2 habits we had to unlearn after managing products at Google, Facebook, Tesla


Written by Adrienne* and Alexis

Today’s memo is sponsored by our friends at UserLeap, a tool for PMs to quickly and deeply understand their customers. With UserLeap’s contextual microsurveys, AI text analysis and 75+ research templates, PMs can learn in real time why their customers sign up, engage and retain. Try it for free today.

Most people think that the skills you learn as a PM at Facebook, Google, and Tesla will arm you with skills to succeed anywhere. The truth, however, is that many of the modes of operating didn’t work when we applied them at startups, and we wanted to share some of the things we had to unlearn. Intuitive mental habits that make you successful in a large company must be unlearned, in order to be successful in a smaller company and vice versa. For today’s blog post, we highlight two subtle mental models that could trip you up.

#1: Your conviction level for making a decision changes when you’re building for 100 users vs. 1 billion users

When starting a startup, I* was used to making decisions if I had 90% conviction. At my startup, I had a hypothesis that drug developers could use our algorithms to gain insights about how effective their drugs were performing in trials, and I could only do so much research and user interviews before I needed to simply build something, get it in user’s hands, and test my hunches.

At Tesla, I quickly learned that 90% conviction was not enough. When building Voice Assistant, every decision needed to be airtight. I spent my days constantly thinking of ways to get from 90% to 95% conviction. At an early-stage startup, it might be enough to do a few tests in the car and deem the latency low enough to launch -- but at Tesla I had to think through many scenarios carefully:

  • How does latency change if the customer is transitioning from Wi-Fi to Cellular service (e.g. backing out of their garage)? 

  • How about if they’re driving from a high cellular reception area to a low reception area?

Every problem had to be decomposed into its smaller constituents and thoroughly investigated. This kind of thinking at a large tech company is non-negotiable, because the cost of a wrong move is higher, whether it’s the safety of millions of users worldwide or the risk of losing the public’s trust on the brand. 

This high risk level is the reason a VP might ask, “What’s the user data on this?” or an Engineering Manager, “What’s the tradeoff of doing this project vs. taking on another one?”


#2: The kind of research you do will dramatically vary

The type of documentation at Google vs Tesla also dramatically varied. When I was at Google, it struck me how documentation was the crux of proving your worth as a PM. I’d see PMs get promoted after they’d make a deck on the future of AI in China, or how Gen Z consumption patterns were changing.

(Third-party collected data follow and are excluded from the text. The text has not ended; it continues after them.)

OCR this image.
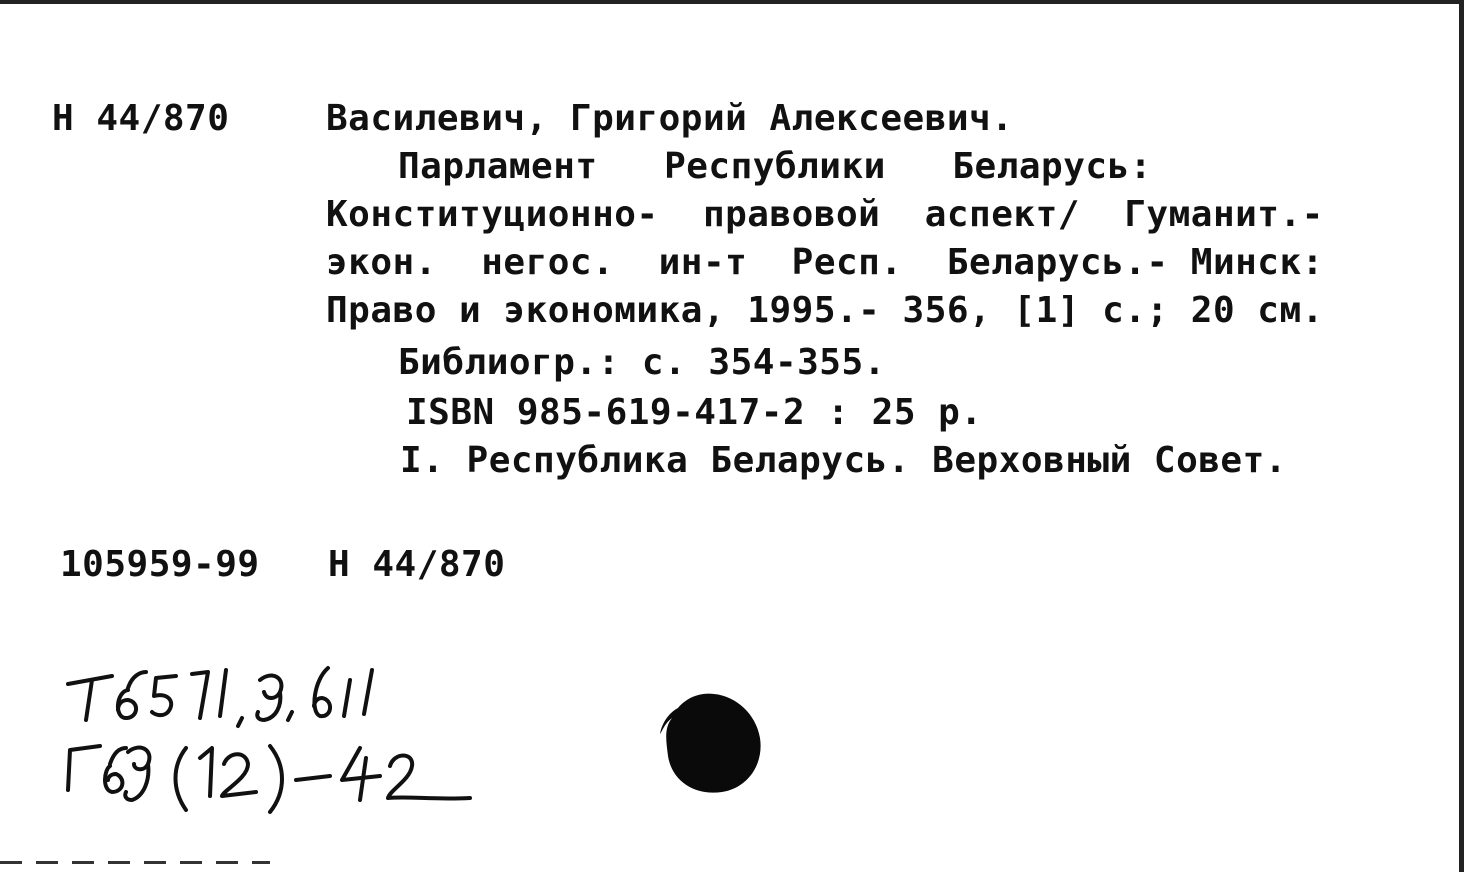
Н 44/870	Василевич, Григорий Алексеевич.
Парламент   Республики   Беларусь:
Конституционно-  правовой  аспект/  Гуманит.-
экон.  негос.  ин-т  Респ.  Беларусь.- Минск:
Право и экономика, 1995.- 356, [1] с.; 20 см.
Библиогр.: с. 354-355.
ISBN 985-619-417-2 : 25 р.
I. Республика Беларусь. Верховный Совет.
105959-99 Н 44/870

These are valuable work -- a deck is a representation of months of research boiled down to its essence.

So when I first started at Tesla, naturally, I made decks. Surprisingly, I learned this kind of documentation that was prized at Google was disregarded at Tesla. In a fast-moving environment like Tesla, no one looked at them. ICs in fast-moving environments have less opportunity and time to think long term, and create long-term strategy research decks. 

Bad PMs say “Decks are a waste of time here,” while great PMs say “Decks make sense in *this* case but not in *that* case.” The kind of documentation that was useful at Tesla were ones that were more immediately actionable. My engineers would often spend a lot of time getting pulled into emergencies that seemed urgent, making it difficult to work towards launching important products. The kind of documentation most helpful here was a priority guideline, which defined what the Tier 1, 2, and 3 priorities were. This way, when an engineer encountered an emergency or someone randomly assigned her a bug, she could easily use the guideline to quickly triage every issue.


Whenever starting somewhere new, it can be easy to fall into the trap of going through the motions of what you did before, and then failing. There’s nothing wrong with this -- it’s learning by doing -- but it’s helpful to think through why those motions were helpful for that scenario in the first place, so you can adjust quickly your new setting.